8) La condamnation du recourant à une peine pécuniaire de cent septante jours-amende pour infraction à la LEtr justifiant à elle seule le refus de lui délivrer un CBVM, la question de savoir si l’absence de restitution de ses plaques de contrôle malgré des sommations de l’autorité le justifiait également peut rester ouverte.

9) Au vu de ce qui précède, le recours sera rejeté.
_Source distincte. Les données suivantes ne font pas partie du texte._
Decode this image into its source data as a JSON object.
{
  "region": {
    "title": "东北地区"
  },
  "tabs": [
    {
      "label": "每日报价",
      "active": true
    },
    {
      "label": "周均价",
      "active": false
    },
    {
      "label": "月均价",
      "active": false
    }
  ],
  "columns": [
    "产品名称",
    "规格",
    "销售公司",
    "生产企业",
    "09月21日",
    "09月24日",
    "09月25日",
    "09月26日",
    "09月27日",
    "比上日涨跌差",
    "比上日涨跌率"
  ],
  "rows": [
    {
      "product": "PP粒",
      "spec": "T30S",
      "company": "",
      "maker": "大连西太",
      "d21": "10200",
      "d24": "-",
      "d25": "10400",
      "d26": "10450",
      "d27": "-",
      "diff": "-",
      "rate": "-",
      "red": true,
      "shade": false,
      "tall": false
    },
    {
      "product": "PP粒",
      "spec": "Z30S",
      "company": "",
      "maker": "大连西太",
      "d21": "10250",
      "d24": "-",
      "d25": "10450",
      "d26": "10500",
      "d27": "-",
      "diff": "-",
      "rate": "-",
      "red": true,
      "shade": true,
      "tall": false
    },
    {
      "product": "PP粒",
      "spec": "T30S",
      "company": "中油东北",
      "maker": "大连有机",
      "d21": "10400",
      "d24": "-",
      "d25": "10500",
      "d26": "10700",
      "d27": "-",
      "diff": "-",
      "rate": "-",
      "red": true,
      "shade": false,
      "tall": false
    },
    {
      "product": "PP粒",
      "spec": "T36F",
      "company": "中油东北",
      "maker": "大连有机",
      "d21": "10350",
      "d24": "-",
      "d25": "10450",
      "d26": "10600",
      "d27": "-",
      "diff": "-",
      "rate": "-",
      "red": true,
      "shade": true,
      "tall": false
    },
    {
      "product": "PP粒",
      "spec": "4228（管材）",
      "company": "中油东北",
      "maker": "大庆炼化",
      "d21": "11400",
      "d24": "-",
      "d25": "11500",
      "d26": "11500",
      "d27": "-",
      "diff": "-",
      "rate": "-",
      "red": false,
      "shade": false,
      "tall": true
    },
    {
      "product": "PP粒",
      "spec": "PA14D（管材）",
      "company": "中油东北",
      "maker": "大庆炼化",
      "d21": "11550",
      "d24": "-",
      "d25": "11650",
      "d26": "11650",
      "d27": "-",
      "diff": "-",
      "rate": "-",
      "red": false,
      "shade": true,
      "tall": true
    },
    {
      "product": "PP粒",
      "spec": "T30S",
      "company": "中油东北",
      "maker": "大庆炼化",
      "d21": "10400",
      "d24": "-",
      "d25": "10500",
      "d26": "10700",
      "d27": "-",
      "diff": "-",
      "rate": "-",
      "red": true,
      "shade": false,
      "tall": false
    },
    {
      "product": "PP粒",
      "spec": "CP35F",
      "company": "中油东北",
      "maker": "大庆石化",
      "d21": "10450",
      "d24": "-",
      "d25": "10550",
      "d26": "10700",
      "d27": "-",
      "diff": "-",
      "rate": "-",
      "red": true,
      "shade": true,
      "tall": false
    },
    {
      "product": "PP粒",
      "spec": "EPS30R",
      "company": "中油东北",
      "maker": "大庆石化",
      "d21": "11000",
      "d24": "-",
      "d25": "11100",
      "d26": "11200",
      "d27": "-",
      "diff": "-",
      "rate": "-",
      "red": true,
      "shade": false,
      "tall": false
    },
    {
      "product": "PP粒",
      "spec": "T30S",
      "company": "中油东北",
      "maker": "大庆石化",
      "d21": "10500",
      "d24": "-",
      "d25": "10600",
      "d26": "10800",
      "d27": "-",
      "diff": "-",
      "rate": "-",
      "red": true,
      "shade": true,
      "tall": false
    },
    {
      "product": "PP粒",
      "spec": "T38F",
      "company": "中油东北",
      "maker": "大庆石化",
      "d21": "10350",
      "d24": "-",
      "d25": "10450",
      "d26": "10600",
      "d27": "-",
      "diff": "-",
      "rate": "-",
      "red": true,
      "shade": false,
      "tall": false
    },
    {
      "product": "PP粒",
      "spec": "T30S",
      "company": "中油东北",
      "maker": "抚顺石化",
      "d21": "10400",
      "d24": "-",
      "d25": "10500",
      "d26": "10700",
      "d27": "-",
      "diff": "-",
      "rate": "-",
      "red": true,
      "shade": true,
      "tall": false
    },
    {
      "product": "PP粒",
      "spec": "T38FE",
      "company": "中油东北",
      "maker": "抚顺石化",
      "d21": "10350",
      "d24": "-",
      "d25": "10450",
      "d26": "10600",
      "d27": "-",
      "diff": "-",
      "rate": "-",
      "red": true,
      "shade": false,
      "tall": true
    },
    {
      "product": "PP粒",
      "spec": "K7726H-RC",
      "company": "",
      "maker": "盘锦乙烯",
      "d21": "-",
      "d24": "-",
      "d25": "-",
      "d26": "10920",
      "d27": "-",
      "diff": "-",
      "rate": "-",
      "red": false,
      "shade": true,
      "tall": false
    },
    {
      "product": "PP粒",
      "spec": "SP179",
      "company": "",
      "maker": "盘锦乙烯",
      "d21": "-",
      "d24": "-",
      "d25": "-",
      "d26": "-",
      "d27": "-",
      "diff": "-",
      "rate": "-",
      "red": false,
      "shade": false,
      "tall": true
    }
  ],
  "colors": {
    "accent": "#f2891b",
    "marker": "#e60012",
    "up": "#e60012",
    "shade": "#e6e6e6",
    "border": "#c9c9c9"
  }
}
10) Vu l'issue du litige, un émolument de CHF 500.- sera mis à la charge du recourant (art. 87 al. 1 LPA) et aucune indemnité de procédure ne sera allouée
(art. 87 al. 2 LPA).

 

* * * * *

PAR CES MOTIFS
LA CHAMBRE ADMINISTRATIVE

à la forme :

déclare recevable le recours interjeté le 16 février 2017 par Monsieur A______ contre la décision du commissaire de police du 16 janvier 2017 ;

au fond :

le rejette ;

met à la charge de Monsieur A______ un émolument de CHF 500.- ;

dit qu’il n’est pas alloué d’indemnité de procédure ;

dit que, conformément aux art. 82 ss de la loi fédérale sur le Tribunal fédéral du 17 juin 2005 (LTF - RS 173.110), le présent arrêt peut être porté dans les trente jours qui suivent sa notification par-devant le Tribunal fédéral, par la voie du recours en matière de droit public ; le mémoire de recours doit indiquer les conclusions, motifs et moyens de preuve et porter la signature du recourant ou de son mandataire ; il doit être adressé au Tribunal fédéral, 1000 Lausanne 14, par voie postale ou par voie électronique aux conditions de l’art. 42 LTF. Le présent arrêt et les pièces en possession du recourant, invoquées comme moyens de preuve, doivent être joints à l’envoi ;

communique le présent arrêt à Me Claudio Fedele, avocat du recourant ainsi qu'au commissaire de police ;

Siégeants : Mme Junod, présidente, MM. Thélin et Verniory, Mme Payot Zen-Ruffinen, M. Pagan, juges.

Au nom de la chambre administrative :

la greffière-juriste :

 

 

S. Hüsler Enz

 

 

la présidente siégeant :

 

 

Ch. Junod

 

Copie conforme de cet arrêt a été communiquée aux parties.